İsa içinden (bir sen eksiktin ) diye geçirdi...
- Sevdiklerini nereden çıkardın ki şimdi.. ?

- Psikoloji okuyoruz sonuçta insan sevdiğini taklit etmeye çalışmaz mı? Ben tüm dinleri araştırdım ve müslümanlarda bilhassa gençlerinde bizi taklit ettiğine şahit oldum.

İsa yutkundu...kendide özenti ile neredeyse Hristiyan olucaktı.kızıl haklı diye düşündü.
Sonra aklına Yusuf ve onun gibiler geldi..

- Yoo tüm gençlik öyle değil sadece bir kısmımız öyle.ben de dahil şeytana uyuyoruz.yoksa sizinle alakası yok..

- Bence sizin dinin kuralları çok zor o yüzden kaçıyorlar.

(Kuralları mı şimdi bana bu kurallardan soru sorarsa ne yaparım?
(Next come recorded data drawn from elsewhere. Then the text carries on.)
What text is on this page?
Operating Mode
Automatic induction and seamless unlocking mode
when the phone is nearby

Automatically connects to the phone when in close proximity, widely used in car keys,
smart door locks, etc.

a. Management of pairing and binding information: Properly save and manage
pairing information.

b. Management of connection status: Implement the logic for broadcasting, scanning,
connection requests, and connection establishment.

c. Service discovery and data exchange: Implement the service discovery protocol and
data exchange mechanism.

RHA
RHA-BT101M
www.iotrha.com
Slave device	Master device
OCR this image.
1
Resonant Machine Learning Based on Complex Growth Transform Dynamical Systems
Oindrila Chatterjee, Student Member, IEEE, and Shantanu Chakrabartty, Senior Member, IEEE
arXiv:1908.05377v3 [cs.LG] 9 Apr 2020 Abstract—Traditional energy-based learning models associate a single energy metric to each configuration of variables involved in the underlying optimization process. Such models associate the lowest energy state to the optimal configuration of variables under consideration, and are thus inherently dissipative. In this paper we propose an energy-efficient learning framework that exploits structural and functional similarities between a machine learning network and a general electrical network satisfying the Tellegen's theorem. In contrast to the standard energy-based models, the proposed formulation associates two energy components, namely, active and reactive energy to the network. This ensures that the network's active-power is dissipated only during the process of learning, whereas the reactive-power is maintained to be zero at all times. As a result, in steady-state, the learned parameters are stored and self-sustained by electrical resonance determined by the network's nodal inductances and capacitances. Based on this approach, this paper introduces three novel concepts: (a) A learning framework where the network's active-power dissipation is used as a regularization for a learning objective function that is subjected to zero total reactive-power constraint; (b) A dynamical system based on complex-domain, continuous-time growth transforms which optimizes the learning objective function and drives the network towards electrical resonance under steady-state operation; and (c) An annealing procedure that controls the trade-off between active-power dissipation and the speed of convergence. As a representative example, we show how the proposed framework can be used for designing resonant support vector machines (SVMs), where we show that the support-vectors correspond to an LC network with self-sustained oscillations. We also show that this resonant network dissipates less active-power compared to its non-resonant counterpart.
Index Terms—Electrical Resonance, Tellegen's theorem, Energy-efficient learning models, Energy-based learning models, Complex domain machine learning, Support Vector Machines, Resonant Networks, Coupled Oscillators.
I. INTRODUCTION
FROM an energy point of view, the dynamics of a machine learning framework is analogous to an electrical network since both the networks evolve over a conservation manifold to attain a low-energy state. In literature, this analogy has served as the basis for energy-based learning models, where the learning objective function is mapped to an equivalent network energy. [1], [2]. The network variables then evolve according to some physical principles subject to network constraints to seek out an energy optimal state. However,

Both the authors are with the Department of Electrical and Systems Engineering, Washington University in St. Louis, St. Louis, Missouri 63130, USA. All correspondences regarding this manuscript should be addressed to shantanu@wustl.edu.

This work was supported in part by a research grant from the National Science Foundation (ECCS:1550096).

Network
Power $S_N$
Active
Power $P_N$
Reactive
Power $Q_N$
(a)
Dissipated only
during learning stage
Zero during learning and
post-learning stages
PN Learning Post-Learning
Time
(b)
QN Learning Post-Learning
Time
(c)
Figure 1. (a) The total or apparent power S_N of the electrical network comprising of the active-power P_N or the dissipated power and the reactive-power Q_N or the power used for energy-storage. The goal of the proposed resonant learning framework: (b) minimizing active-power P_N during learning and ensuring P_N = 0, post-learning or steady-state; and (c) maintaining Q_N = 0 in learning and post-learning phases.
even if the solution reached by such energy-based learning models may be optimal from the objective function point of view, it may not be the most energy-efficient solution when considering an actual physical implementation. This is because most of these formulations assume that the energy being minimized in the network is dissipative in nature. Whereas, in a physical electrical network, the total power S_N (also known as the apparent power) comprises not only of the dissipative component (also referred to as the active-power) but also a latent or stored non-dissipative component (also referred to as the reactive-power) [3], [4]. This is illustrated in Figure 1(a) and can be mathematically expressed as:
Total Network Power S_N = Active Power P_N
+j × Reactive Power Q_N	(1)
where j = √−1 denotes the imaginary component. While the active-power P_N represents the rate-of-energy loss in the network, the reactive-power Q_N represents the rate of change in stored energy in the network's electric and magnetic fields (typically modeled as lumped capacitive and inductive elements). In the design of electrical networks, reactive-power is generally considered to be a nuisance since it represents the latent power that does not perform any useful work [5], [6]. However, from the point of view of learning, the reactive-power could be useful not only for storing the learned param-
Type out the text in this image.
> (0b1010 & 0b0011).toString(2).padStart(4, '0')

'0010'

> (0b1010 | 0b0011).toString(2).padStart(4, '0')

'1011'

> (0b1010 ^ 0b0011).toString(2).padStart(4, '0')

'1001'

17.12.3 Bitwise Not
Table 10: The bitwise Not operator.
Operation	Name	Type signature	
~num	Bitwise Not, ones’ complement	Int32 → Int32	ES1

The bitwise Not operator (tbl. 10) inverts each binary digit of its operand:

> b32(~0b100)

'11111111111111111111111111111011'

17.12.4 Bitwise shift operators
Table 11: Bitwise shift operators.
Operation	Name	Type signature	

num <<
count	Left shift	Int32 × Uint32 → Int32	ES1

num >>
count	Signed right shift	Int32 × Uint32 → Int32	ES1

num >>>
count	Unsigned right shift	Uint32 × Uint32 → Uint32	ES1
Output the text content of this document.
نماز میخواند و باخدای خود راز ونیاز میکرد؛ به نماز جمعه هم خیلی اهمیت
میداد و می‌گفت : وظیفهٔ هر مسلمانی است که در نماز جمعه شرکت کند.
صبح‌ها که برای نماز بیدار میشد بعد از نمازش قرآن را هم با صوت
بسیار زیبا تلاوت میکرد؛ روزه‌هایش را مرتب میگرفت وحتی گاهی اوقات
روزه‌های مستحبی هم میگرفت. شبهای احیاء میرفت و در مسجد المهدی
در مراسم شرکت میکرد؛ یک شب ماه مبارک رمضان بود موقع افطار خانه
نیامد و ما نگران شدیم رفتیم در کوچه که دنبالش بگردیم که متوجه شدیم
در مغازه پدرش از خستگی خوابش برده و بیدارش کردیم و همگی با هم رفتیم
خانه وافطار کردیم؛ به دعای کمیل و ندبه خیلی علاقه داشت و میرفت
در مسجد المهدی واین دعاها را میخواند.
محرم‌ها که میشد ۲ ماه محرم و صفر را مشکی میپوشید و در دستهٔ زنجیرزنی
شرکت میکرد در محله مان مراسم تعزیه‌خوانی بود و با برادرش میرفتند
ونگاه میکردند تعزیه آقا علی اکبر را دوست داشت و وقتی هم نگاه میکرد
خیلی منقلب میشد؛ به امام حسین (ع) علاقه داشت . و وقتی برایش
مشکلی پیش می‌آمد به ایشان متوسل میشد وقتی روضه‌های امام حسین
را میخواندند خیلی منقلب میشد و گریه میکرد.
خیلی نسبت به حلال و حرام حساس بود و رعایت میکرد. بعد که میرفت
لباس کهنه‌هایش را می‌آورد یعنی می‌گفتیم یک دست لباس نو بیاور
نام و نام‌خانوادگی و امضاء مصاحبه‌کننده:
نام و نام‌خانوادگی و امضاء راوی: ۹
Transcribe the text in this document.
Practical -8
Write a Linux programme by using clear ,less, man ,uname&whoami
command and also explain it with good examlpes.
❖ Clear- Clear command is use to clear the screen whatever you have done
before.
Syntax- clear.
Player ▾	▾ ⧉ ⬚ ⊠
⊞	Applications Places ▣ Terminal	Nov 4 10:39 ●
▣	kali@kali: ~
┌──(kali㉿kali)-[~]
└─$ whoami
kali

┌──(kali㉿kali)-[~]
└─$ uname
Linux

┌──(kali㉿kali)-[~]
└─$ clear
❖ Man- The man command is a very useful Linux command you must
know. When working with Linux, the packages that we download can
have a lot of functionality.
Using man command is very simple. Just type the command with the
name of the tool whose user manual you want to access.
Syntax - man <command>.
Amann alt tarafı örtü ile namaz ile ilgili şeylerden bahsediyordur .)

-Araştırmayı severim dedim ya Kuranı da araştırdım.evlilik dışı ilişkilere çok sert cezalar var dininizde.

- Evet ama o cezalar uygulanmıyor

İsa diğerlerininde onları dinlediğini görünce rahatsız oldu.
Müslümanlığı bu adamın ondan daha iyi bildiği kesindi.
Rezil olmasına az kaldı gibi hissetti..

-Uygulamıyor musunuz?  (Allahın cc )  kızmasından korkmuyor musunuz?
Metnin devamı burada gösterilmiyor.